Energia Natural Afluente mensais
Tabela 2 – Previsões de Energia Natural Afluente mensais para o PMO de julho (Fonte: ONS)

Na Tabela 2, a queda nas previsões de vazões no Sudeste e Sul resultaram em uma nova elevação, ainda que pequena, nos PLDs médios de Sudeste, Sul e Norte.

No Nordeste, houve queda nos preços, já que este submercado conta com um bom volume de energia excedente, sendo a mesma enviada via intercâmbio para os demais, até o limite de capacidade das principais linhas de transmissão.

Com isso, há uma queda no custo marginal de operação do Nordeste, já que a carga na região é atendida a um custo menor do que o das demais.

PLD, preço da energia
Figura 5 – PLDs para a quinta semana operativa de Julho /2020 (Fonte: CCEE)
Carga de Energia

Como já comentado na edição da semana anterior, as medidas de flexibilização do isolamento social em algumas regiões do país trazem um desvio positivo da carga no mês de julho, comparando com o fechamento do mês anterior. Ademais, é importante ressaltar que o inverno, de modo geral, está com temperaturas acima da média.
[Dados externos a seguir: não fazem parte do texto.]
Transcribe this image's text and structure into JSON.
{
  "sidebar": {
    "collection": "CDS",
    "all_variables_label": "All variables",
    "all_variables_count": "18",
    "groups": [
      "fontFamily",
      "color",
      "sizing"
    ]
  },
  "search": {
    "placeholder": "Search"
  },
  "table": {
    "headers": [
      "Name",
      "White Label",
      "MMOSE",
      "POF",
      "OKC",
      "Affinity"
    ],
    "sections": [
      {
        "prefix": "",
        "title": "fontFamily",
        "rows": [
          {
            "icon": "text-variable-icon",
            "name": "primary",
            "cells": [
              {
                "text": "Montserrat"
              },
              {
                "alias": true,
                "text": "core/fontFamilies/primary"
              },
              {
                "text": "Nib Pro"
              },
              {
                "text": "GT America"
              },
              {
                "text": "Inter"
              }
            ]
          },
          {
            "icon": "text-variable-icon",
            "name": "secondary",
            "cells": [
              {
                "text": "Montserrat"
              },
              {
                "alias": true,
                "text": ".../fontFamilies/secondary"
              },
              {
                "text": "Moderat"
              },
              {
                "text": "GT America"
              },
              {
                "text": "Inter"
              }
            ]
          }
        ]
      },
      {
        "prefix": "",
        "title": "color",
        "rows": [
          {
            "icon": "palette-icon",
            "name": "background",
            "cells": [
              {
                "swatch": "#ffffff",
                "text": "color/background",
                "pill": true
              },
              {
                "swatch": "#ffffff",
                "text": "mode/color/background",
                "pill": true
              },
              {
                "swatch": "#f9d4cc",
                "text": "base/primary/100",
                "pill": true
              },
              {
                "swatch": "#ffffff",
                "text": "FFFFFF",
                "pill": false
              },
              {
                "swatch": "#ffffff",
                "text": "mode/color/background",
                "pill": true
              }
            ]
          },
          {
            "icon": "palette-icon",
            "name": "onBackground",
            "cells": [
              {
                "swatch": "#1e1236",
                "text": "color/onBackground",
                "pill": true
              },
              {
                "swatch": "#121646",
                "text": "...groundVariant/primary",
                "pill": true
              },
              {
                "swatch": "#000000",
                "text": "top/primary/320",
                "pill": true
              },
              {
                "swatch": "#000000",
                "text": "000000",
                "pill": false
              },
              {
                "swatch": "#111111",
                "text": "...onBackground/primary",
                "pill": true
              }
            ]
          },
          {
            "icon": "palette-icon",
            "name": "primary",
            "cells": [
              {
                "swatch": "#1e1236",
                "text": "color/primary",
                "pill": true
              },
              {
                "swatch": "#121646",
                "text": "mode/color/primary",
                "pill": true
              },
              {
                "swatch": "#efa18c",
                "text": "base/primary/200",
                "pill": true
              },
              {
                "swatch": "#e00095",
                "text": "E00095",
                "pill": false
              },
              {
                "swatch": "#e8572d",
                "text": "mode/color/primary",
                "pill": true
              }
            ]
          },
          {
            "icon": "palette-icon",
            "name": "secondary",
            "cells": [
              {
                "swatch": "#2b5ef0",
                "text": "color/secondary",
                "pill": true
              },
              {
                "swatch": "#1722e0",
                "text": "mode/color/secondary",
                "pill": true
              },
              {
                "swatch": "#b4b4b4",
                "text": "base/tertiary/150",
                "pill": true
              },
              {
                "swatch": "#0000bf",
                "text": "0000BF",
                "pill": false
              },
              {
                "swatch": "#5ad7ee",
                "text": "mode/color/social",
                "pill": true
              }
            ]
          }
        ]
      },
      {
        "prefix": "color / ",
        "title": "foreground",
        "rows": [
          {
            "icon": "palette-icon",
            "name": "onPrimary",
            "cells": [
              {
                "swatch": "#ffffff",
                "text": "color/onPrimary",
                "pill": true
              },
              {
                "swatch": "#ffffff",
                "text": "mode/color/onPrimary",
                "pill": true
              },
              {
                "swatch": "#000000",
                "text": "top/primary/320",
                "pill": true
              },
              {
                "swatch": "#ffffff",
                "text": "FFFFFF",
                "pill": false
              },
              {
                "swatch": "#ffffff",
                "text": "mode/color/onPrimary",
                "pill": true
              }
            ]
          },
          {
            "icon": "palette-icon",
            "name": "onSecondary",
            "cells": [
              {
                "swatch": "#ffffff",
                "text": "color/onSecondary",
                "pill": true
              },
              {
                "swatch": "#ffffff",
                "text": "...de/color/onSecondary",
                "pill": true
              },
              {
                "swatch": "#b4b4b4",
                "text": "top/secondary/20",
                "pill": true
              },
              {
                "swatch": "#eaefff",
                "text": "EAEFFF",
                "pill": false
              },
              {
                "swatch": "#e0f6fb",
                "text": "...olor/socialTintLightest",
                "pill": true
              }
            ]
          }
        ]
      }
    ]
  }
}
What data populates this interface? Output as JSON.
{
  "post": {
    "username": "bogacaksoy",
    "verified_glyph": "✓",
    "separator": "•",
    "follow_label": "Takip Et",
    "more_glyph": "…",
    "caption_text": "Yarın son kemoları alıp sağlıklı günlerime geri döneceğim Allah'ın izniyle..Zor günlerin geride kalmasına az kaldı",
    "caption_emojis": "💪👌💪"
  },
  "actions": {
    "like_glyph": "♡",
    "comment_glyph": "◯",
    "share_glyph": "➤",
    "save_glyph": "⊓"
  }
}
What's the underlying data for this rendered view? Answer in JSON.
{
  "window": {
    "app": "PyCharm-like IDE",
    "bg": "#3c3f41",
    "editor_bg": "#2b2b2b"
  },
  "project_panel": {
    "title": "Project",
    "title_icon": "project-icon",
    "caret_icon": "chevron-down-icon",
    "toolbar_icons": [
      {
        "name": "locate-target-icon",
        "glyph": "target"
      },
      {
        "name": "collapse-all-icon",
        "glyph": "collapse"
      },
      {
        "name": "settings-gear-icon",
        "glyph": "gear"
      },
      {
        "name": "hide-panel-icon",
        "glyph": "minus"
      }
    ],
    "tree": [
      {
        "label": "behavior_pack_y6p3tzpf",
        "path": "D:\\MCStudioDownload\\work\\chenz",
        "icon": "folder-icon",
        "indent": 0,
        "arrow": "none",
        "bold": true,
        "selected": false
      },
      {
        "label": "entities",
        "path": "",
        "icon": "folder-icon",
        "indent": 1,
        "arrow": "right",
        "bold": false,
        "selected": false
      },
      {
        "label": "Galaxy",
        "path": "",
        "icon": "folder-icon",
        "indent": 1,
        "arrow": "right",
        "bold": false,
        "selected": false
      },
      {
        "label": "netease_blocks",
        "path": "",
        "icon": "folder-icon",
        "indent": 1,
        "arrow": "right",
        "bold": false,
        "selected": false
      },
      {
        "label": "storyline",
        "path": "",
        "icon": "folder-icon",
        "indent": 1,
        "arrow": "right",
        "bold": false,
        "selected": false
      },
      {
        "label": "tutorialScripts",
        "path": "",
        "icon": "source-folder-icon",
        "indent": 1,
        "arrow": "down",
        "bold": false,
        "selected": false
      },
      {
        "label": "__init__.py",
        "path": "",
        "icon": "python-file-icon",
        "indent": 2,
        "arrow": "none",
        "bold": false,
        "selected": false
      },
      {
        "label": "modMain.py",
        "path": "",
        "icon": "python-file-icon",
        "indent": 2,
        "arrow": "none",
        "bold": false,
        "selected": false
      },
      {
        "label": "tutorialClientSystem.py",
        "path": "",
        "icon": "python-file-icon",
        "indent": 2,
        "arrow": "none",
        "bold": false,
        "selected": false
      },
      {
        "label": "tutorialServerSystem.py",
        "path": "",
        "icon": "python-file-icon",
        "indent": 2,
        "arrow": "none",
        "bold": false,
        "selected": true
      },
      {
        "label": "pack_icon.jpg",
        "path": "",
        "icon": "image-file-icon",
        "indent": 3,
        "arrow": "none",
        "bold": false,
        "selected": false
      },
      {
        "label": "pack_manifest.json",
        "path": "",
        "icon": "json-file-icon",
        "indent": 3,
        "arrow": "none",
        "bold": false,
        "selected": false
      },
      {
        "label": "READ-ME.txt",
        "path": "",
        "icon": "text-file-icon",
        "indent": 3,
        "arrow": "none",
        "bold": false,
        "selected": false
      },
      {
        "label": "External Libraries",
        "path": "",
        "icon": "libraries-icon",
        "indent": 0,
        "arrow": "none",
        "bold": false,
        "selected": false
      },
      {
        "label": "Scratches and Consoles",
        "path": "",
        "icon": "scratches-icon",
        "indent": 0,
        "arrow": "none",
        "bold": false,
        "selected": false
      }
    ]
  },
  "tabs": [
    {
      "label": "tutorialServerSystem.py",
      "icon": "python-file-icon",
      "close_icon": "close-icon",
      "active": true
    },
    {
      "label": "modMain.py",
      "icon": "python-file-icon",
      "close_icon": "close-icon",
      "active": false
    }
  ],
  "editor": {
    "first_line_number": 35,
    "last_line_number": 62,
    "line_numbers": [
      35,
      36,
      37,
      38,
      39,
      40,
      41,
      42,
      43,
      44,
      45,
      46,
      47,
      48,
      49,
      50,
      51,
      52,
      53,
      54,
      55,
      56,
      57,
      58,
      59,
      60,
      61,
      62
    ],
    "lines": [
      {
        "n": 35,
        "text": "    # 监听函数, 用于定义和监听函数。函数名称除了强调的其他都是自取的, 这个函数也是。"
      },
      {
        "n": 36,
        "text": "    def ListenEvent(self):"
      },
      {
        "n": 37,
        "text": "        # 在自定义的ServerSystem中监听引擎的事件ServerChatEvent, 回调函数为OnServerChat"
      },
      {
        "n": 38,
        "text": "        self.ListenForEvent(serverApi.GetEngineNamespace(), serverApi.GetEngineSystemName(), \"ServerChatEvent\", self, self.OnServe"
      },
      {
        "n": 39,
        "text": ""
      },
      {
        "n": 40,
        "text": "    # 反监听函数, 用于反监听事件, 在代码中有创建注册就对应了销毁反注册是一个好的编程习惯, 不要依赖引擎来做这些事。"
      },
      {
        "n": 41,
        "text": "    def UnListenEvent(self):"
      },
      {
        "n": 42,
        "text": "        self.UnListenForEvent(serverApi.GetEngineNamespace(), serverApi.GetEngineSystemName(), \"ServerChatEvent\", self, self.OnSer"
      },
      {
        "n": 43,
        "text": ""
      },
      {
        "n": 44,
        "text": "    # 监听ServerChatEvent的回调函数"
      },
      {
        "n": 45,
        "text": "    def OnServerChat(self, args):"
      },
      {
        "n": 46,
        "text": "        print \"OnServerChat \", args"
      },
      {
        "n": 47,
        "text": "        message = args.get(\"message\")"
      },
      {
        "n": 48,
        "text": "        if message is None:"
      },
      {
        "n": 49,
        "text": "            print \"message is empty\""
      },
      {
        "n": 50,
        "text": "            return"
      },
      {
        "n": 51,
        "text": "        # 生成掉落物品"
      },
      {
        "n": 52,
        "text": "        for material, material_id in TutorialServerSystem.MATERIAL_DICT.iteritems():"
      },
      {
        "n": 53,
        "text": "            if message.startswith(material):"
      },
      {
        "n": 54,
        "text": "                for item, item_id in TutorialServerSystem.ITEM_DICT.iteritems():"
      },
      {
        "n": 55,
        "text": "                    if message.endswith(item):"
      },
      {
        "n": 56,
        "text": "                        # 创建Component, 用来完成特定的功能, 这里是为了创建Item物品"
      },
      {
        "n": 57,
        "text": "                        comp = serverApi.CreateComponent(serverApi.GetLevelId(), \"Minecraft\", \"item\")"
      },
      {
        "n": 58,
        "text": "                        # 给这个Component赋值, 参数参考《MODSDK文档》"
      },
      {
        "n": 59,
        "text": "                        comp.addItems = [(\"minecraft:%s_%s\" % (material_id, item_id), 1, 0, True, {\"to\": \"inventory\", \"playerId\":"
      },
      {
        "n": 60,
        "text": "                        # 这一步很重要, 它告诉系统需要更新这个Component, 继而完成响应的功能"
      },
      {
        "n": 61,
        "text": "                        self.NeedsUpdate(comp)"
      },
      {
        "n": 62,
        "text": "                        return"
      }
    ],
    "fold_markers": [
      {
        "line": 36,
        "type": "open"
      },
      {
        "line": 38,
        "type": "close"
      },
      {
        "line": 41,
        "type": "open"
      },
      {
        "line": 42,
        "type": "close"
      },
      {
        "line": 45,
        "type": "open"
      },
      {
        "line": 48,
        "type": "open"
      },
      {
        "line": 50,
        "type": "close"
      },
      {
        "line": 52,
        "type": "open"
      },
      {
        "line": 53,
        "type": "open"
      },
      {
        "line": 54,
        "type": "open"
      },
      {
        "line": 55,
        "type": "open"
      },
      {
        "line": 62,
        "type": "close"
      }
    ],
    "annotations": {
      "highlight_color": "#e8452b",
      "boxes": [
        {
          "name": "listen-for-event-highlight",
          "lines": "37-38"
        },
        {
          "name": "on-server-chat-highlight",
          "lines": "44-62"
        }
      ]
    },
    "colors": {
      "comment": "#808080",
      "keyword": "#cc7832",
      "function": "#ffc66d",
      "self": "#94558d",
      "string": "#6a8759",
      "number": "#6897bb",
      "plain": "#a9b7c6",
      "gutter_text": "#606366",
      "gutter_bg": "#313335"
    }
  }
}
De qualquer forma, ao compararmos o mês atual com o mesmo do ano de 2019, notamos, ainda, uma queda na carga de energia.

Carga de energia, brasil
Figura 6 – Acompanhamento da carga nos submercados do SIN. (Fonte: ONS)

Mercado e Preços

Notamos uma continuidade da tendência de queda até meados da semana. Após a última quinta-feira, dia 23/7, a queda nas expectativas de chuvas para o Sul resultou em uma reversão em tal tendência. Portanto, na sexta-feira, dia 24/7, já tivemos elevação dos preços.

Devemos seguir com um cenário mais alto na próxima semana, a menos que tenhamos uma reversão na expectativa de cenários meteorológicos mais secos. Contudo, notamos as maiores variações de preços nos produtos com entrega em 2020. Pode haver impactos para 2021, mas, por hora, em menor monta.

energia convencional, preço
Figura 7 – Curva de Preços de para Energia Convencional. (Fonte: Exponencial Energia)

Nos produtos de longo prazo, com entrega de 2022 em diante, não notamos uma alteração significativa.

energia incentivada, mercado livre de energia
Figura 8 – Curva de Preços para Energia de Fonte Incentivada com 50% de desconto na TUSD/TUST. (Fonte: Exponencial Energia)

Considerações

Em conclusão, com a queda na expectativa de chuvas para as próximas semanas, já notamos uma elevação nas cotações de preços para o ano de 2020 – em especial, de setembro em diante. Contudo, não se trata, ainda, de uma alta expressiva, tampouco vemos um impacto material nas cotações para 2021.

De qualquer maneira, ao longo dos meses de agosto e setembro, é importante monitorar constantemente as condições de mercado e previsões meteorológicas, inclusive, sobre a possibilidade ou não da ocorrência do fenômeno La Niña.

Caso se confirme, tende a trazer uma condição mais seca no Sul do Brasil, além da possibilidade de eventuais atrasos no período chuvoso. De acordo com isso, seria esperada uma elevação dos preços para o restante de 2020 e o ano de 2021.

De qualquer forma, as incertezas em relação à recuperação do consumo de energia e da economia como um todo ainda resultam em um viés de baixa nos preços, de modo geral.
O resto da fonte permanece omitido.